27 March 2015
State-of-the-art Magnetic Resonance Imaging (MRI) scanners will establish Champalimaud Centre for the Unknown (CCU) as one of the most advanced preclinical imaging institutions worldwide.
State-of-the-art Magnetic Resonance Imaging (MRI) scanners will establish Champalimaud Centre for the Unknown (CCU) as one of the most advanced preclinical imaging institutions worldwide.

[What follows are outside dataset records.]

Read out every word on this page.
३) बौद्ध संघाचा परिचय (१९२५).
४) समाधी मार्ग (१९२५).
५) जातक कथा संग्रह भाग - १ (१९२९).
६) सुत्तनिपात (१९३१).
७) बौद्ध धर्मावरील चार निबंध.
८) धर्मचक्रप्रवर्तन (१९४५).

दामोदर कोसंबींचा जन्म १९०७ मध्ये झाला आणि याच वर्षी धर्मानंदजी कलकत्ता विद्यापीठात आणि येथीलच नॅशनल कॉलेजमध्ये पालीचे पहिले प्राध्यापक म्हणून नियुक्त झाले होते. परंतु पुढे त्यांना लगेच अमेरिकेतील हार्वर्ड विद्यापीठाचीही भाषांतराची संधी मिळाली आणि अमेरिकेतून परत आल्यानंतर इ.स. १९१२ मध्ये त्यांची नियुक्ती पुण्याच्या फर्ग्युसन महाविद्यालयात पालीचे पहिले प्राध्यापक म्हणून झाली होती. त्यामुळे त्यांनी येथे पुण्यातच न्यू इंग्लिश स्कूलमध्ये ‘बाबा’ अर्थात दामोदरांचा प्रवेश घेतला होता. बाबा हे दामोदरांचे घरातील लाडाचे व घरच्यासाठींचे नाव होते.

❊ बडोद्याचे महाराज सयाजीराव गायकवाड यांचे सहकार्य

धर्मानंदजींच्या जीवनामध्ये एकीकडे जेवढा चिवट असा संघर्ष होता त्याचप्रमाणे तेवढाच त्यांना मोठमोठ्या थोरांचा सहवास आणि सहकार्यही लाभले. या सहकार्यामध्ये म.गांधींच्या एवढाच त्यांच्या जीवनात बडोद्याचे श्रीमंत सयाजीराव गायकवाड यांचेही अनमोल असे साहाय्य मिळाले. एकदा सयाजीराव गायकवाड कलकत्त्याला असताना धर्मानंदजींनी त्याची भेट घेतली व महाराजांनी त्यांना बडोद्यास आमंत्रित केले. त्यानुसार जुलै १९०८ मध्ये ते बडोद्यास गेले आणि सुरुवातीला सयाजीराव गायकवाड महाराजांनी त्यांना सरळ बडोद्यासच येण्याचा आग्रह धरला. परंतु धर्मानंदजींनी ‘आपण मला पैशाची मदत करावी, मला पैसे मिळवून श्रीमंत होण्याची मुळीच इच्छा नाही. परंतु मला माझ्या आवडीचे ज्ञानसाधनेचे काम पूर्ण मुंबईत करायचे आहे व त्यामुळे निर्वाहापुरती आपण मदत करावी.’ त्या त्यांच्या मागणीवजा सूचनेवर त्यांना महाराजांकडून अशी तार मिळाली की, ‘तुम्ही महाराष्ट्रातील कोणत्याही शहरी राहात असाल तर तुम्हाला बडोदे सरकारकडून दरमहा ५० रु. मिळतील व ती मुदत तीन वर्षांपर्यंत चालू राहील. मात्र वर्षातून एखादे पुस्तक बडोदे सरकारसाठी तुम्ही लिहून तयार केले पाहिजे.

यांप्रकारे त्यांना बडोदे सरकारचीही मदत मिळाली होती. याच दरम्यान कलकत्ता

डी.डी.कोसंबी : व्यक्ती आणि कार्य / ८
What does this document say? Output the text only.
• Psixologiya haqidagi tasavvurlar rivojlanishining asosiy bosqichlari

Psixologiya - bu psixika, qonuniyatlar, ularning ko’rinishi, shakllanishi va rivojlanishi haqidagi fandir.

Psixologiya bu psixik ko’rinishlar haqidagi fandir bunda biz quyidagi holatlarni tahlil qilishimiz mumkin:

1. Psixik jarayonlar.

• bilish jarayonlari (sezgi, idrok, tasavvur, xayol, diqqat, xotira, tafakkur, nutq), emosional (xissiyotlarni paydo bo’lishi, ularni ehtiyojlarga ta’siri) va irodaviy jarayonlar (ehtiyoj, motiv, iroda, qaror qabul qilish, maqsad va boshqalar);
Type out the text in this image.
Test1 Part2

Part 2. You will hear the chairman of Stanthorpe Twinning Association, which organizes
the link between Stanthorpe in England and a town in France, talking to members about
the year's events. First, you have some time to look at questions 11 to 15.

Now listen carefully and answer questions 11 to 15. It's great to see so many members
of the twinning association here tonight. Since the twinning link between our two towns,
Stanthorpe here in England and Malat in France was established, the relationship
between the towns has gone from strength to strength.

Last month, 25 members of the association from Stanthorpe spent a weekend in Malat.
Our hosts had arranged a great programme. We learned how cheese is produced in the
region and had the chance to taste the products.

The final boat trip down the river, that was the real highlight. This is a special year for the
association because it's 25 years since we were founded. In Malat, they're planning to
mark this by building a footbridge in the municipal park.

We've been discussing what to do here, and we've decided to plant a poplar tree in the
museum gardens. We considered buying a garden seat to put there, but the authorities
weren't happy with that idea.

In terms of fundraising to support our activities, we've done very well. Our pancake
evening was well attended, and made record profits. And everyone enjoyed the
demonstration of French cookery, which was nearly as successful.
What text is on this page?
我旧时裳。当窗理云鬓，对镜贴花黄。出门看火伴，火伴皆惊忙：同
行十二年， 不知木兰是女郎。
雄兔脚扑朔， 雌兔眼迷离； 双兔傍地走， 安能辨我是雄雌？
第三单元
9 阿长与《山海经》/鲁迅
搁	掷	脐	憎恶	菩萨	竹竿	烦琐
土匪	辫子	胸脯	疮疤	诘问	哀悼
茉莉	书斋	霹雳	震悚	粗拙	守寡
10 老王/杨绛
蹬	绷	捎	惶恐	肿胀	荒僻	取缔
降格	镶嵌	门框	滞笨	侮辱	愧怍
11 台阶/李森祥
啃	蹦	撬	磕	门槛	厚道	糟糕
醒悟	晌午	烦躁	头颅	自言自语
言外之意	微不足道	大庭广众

Magnetic Resonance Imaging techniques are universally used for diagnosis of diseases, as well as for research purposes. They are non-invasive and safe, as the magnetic field they harness and the RF pulses that they use are completely non-harmful to humans and animals. Ultrahigh field MRI scanners, which are quite rare worldwide due to the technological complexity of their production, offer higher sensitivity and resolution, providing richer and more detailed information to researchers and clinicians about the microstructure of a living system.
The advanced MRI scanners that arrived at the CCU this Wednesday, March 25th, will be used for research and pre-clinical development purposes. According to Noam Shemesh, the Investigator leading the Neural Activity & Microstructure Lab at the CCU, “these two scanners, joined by a preclinical scanner that arrived 3 months ago, will together provide unique views into living systems, allowing unprecedented spatiotemporal resolutions to be achieved, and novel methodologies to be developed.”
One of the two new MRI scanners is an ultrahigh field 16.4 Tesla (700 MHz) Aeon MRI scanner. This scanner is at the forefront of technology and is currently available only in a few centres worldwide. The second scanner is a high field 9.4 Tesla (400MHz) horizontal bore magnet, which will arrive with an extensive array of coils and specialised equipment that render it unique.
Compared with existing MRI scanners, these new scanners provide the investigators with a significantly higher degree of resolution that will enable them to follow subtle details of brain structure, metabolism and function, as well as to monitor cancer and the efficacy of its treatment. “It is like the difference a near-sighted person would experience having their glasses on or off. With these scanners, the visibility and depth of detail is significantly enhanced.” Dr. Shemesh explains – “Using the magnets’ advantages and power, our research team will be developing new methodologies and imaging schemes for studying the brain’s function, microstructure, and metabolism in health and disease.”
Together, these scanners will also enable the development of novel methods to contrast cancerous tissues, follow the evolution of cancer, and monitor treatment efficacy. “The development of these methods is viewed as crucial for preclinical stages, and we will strive to translate the information that they can provide directly to the clinic, where they can benefit the diagnosis and monitoring of patients”, concludes Dr. Shemesh.